Paragraph (a) need be answered only if paragraph (b) or (c) is required to be answered.
Paragraph (b) need not be answered if (i) proxies for the meeting were solicited pursuant to Regulation 14A under the
Exchange Act, (ii) there was no solicitation in opposition to the management’s nominees as listed in the proxy statement,
and (iii) all of such nominees were elected. If the registrant did not solicit proxies and the board of directors as previously
reported to the Commission was re-elected in its entirety, a statement to that effect in answer to paragraph (b) will suffice
as an answer thereto.

4.

Paragraph (c) must be answered for all matters voted upon at the meeting, including both contested and uncontested
elections of directors.

5.

If the registrant has furnished to its security holders proxy soliciting material containing the information called for by
paragraph (d), the paragraph may be answered by reference to the information contained in such material.

6.

If the registrant has published a report containing all of the information called for by this item, the item may be
answered by reference to the information in that report.

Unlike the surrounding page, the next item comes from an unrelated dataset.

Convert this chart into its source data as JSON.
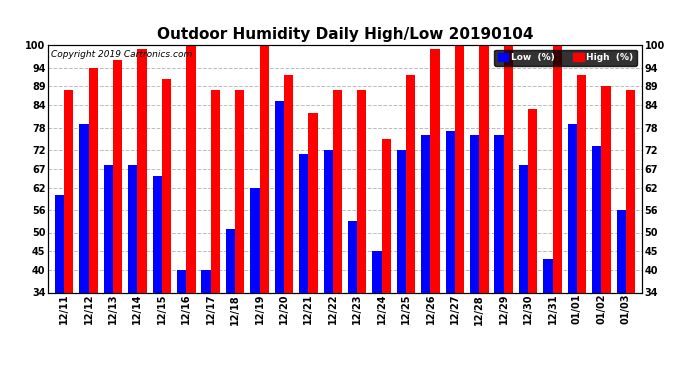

Item 5. Other Information.
(a) The small business issuer must disclose under this item any information required to be disclosed in a report on Form 8-K
during the period covered by this Form 10-QSB, but not reported, whether or not otherwise required by this Form 10-QSB. If
disclosure of such information is made under this item, it need not be repeated in a report on Form 8-K which would otherwise
be required to be filed with respect to such information or in a subsequent report on Form 10-QSB; and
(b) Furnish the information required by Item 401(c)(3) of Regulation S-B (§228.407 of this chapter).
Item 6. Exhibits .
Furnish the exhibits required by Item 601 of Regulation S-B.

SIGNATURES
In accordance with the requirements of the Exchange Act, the registrant caused this report to be signed on its behalf by the
undersigned, thereunto duly authorized.

(Registrant)
Date

(Signature)*
Date

(Signature)*

*Print the name and title of each signing officer under his signature.